According to analysis released Thursday by the research firm Zillow, U.S. homes are expected to lose more than $1.7 trillion in value this year. Since the market peaked in June 2006, the company says homeowners have been stripped of $9 trillion in equity.

To put things into perspective, Zillow cites a report by the Congressional Research Service, which says from 2001 to the end of September 2010, the war in Iraq has cost the United States $750.8 billion. That means the value lost in residential property values since mid-2006 exceeds the cost of 12 Iraq wars.

 The depreciation of residential property values this year is 63 percent more than the $1 trillion lost in all of 2009, according to Zillow.

 The bulk of the total value lost during 2010 came in the second half of the year. From January to June, the housing market lost $680 billion, but from June to December, Zillow projects residential home value losses will top $1 trillion.

 Less than one-fourth of the 129 markets tracked by Zillow showed gains in total home values during 2010. Among those were the Boston metropolitan statistical area (MSA), which saw a $10.8 billion increase in its residential property values, and the San Diego metro area, where home values rose $10.2 billion.

 Dr. Stan Humphries, Zillow’s chief economist, notes that despite a strong start to 2010, by the end of the year homes lost more of their value this year than they did in 2009.

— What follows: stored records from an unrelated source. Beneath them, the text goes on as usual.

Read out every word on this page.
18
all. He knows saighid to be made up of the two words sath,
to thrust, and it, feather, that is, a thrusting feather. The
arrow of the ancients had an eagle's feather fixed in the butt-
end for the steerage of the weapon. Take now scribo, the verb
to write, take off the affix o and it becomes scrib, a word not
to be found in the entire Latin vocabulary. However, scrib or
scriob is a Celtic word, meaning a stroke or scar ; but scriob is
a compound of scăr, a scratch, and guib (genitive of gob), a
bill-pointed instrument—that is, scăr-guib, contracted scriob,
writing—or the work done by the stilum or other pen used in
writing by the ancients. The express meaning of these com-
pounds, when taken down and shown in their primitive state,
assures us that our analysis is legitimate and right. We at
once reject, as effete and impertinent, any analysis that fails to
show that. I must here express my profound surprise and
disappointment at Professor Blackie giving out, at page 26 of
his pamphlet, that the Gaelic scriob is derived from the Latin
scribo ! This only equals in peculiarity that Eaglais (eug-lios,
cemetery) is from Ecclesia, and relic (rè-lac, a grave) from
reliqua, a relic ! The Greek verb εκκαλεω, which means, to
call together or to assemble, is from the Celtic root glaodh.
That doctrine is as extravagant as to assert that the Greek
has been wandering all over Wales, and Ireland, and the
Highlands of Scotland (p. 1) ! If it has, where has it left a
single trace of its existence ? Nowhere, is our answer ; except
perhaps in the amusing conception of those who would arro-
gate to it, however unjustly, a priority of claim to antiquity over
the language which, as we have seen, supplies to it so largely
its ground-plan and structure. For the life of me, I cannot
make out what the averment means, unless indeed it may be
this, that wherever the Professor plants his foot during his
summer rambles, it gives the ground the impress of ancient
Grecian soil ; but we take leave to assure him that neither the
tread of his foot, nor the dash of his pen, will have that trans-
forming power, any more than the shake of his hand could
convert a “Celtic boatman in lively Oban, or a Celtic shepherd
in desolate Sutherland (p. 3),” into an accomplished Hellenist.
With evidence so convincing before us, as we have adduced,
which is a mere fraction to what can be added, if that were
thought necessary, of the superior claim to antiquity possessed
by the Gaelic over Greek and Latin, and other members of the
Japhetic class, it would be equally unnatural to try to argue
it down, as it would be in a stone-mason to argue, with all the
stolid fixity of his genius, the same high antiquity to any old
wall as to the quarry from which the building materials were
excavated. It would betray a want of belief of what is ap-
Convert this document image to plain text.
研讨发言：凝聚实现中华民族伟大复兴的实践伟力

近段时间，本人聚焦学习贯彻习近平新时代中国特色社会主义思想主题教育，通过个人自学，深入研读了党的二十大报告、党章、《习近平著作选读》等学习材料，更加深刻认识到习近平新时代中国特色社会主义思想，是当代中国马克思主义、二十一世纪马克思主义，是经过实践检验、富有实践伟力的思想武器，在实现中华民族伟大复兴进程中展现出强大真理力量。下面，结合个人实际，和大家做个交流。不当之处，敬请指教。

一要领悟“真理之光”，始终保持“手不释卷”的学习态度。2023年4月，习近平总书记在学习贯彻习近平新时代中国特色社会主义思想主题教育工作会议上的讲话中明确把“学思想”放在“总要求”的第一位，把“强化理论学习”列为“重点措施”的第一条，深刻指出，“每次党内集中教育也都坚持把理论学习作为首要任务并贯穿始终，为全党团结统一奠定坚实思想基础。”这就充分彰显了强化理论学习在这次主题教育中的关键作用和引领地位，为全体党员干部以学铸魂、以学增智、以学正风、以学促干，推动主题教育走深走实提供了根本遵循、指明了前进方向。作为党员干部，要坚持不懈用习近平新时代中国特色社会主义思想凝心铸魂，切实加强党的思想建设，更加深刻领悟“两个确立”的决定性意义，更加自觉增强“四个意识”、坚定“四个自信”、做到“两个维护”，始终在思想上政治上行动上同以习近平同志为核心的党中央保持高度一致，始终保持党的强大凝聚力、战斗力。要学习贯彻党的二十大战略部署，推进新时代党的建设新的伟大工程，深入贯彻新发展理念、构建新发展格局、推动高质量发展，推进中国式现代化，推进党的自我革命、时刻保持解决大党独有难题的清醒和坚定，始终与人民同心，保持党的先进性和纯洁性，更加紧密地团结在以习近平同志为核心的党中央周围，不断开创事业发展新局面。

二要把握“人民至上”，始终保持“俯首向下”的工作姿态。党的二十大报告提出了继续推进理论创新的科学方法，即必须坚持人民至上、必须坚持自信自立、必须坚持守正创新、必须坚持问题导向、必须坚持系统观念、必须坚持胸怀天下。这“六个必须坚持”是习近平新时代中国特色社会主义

 “Government interventions like the homebuyer tax credit helped buoy the market during the second half of 2009 and the first half of 2010, but we saw a renewed downturn in the last half of this year,” Humphries said. “It’s a testament to the nearly irresistible force of the overall market correction that government incentives can only temporarily hold back the tide, and that the market will ultimately find its natural equilibrium of supply and demand.”

 Humphries doesn’t see that equilibrium setting in any time soon, though. “Unfortunately, with foreclosures near an all-time high in late 2010 and high rates of negative equity persisting, it does not appear that the first part of 2011 will bring much relief,” he said.

 Declines in home values have led to an increase in the percentage of borrowers who owe more on their mortgage than the home is worth.

Zillow says at the end of 2009, 21.8 percent of single-family homeowners with mortgages were in negative equity. In the third quarter of 2010 – the last time Zillow calculated negative equity – 23.2 percent were underwater.